Published Online: Jul 24, 2015

Abstract

Hypoxia is one of the most common major stress to which a neonate exposed, and subclinical ischemic/hypoxic insults to the intestine has been implicated as playing a major role in the development of NEC. The exact mechanism leading to mucosal injury due to mesenteric ischemia-reperfusion have not been fully elucidated, yet there is an increasing body of evidence to suggest a role for xanthine oxidase(XO)- derived reactive oxygen metabolites. Allopurinol has repeatedly been demonstrated to be effctive in decreasing reperfusion injury.
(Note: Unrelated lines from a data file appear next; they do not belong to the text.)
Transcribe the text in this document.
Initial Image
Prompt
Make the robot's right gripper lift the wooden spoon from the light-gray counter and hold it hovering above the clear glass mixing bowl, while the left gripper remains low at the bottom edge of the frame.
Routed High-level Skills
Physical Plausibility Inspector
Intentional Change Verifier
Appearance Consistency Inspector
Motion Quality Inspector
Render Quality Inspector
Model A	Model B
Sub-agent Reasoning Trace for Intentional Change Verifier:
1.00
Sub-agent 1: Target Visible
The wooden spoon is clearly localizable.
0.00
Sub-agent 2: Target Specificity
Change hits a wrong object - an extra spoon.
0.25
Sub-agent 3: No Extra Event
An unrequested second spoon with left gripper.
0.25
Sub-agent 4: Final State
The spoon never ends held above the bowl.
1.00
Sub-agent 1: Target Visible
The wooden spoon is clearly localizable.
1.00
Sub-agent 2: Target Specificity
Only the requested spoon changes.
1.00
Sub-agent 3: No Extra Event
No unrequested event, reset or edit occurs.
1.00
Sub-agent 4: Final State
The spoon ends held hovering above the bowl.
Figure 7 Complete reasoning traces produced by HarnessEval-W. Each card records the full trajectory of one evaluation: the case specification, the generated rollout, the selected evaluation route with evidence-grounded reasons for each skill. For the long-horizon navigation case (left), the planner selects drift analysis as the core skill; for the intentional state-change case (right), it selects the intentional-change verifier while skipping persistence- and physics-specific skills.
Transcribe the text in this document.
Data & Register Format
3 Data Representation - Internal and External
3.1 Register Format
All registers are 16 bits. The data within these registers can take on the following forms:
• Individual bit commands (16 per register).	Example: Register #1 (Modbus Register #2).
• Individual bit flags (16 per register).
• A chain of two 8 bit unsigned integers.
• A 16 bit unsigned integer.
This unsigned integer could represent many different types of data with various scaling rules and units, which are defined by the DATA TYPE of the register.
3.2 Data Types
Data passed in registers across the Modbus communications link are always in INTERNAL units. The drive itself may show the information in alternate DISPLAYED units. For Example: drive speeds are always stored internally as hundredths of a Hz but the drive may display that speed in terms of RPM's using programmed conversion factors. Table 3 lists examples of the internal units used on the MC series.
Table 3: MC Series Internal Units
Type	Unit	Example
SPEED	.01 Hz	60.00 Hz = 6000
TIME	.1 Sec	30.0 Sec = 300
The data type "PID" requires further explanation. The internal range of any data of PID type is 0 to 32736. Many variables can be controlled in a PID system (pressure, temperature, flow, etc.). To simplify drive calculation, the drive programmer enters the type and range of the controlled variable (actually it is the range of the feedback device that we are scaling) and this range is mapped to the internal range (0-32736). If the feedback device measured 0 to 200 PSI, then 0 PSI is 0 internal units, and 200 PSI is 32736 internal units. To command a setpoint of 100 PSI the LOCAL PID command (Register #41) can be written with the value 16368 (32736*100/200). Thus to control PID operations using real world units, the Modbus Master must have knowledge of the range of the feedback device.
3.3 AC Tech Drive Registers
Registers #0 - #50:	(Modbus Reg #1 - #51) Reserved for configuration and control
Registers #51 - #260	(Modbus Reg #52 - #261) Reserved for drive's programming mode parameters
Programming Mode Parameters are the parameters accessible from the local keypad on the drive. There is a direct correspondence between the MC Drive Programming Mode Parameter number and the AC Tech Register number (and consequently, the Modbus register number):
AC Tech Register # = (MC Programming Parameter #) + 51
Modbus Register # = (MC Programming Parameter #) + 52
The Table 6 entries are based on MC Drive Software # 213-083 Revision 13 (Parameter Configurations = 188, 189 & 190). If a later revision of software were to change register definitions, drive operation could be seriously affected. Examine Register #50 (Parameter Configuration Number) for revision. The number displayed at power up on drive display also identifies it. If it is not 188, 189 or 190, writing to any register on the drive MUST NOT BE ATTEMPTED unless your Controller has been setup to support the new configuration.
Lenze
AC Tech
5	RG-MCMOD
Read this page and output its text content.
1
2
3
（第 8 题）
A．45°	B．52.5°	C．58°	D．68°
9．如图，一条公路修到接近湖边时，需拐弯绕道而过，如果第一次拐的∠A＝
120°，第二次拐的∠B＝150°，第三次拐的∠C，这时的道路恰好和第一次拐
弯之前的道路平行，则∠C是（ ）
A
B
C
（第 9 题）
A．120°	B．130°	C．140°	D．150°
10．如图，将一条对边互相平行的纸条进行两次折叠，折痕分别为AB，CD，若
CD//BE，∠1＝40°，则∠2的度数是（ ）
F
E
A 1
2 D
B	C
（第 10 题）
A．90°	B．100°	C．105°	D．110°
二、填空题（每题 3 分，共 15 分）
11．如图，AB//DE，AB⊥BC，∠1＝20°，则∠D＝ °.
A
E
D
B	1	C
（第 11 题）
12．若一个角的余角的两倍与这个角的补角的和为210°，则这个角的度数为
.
This study was designed to evaluate the protective effects of allopurinol via breast-feeding to suckling rats, in the setting of ischemia and reperfusion.
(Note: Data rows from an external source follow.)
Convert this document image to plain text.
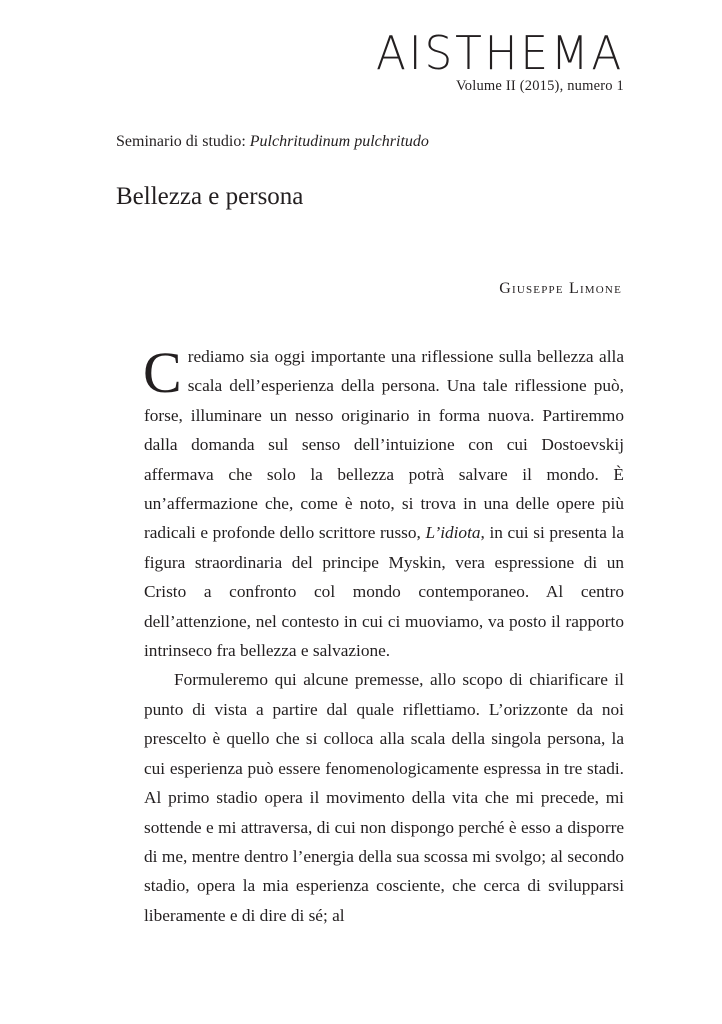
AISTHEMA
Volume II (2015), numero 1
Seminario di studio: Pulchritudinum pulchritudo
Bellezza e persona
Giuseppe Limone

Crediamo sia oggi importante una riflessione sulla bellezza alla scala dell’esperienza della persona. Una tale riflessione può, forse, illuminare un nesso originario in forma nuova. Partiremmo dalla domanda sul senso dell’intuizione con cui Dostoevskij affermava che solo la bellezza potrà salvare il mondo. È un’affermazione che, come è noto, si trova in una delle opere più radicali e profonde dello scrittore russo, L’idiota, in cui si presenta la figura straordinaria del principe Myskin, vera espressione di un Cristo a confronto col mondo contemporaneo. Al centro dell’attenzione, nel contesto in cui ci muoviamo, va posto il rapporto intrinseco fra bellezza e salvazione.

Formuleremo qui alcune premesse, allo scopo di chiarificare il punto di vista a partire dal quale riflettiamo. L’orizzonte da noi prescelto è quello che si colloca alla scala della singola persona, la cui esperienza può essere fenomenologicamente espressa in tre stadi. Al primo stadio opera il movimento della vita che mi precede, mi sottende e mi attraversa, di cui non dispongo perché è esso a disporre di me, mentre dentro l’energia della sua scossa mi svolgo; al secondo stadio, opera la mia esperienza cosciente, che cerca di svilupparsi liberamente e di dire di sé; al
One-hundred forty Sprague-Dawley rat pups(one-week-old) received breast-feeding whose lactating mothers were bred on standard chow with allopurinol(2mg/100g) suspension water(expermental group) or tap water(control group) for 1 week. Eight rats(each 4 of experimentals and controls) were used to identify histologic finding of small bowel mucosa. Twelve rats(each 6 of experimentals and controls) were used to measure serum uric acid levels. Ninety-six rats (each 48 of experimentals and controls) were subjected to superior mesenteric vessels occlusion for 5, 10 or 20 min. to produce ischemic injury to the intestine. Segmental small bowel resections were performed in each 24 rats of control group and experimental group before and after reperfusiort to histopathologic evidence of reperfusion injury. And the remaining 72 rats(each 36 of experimentals and controls) were observed for mortality after IRI for 1 month.

Serum uric acid 1.93±0.64mg/dl of experimentals was significantly lower than 7.32±1.18mg/dl of controls(p<0.005). Bowel injury severity was more severe on longer period of mesenteric vascular occlusion in experimentals and controls. Mucosal injury severity was not different significantly between experimentals and controls with same period of mesenteric vascular occlusion, but after 30 min of reperfusion, severity of mucosal injury in experimentals was attenuated than in controls, especially in the 5 min and 10 min occlusion of mesenteric vessels. All of death occurred in 3 days after IRI, and mortality was decreased from 69.4% in controls to 52.8% in experimental groups. Mortality was increased in case of longer period occlusion of mesenteric vessels but not significant statistically.

These results indicate that it is ability to transfer the effect of allopurinol to suckling rats via breast-feeding routes and the protective effects of allopurinol increases the survival rate after IRI.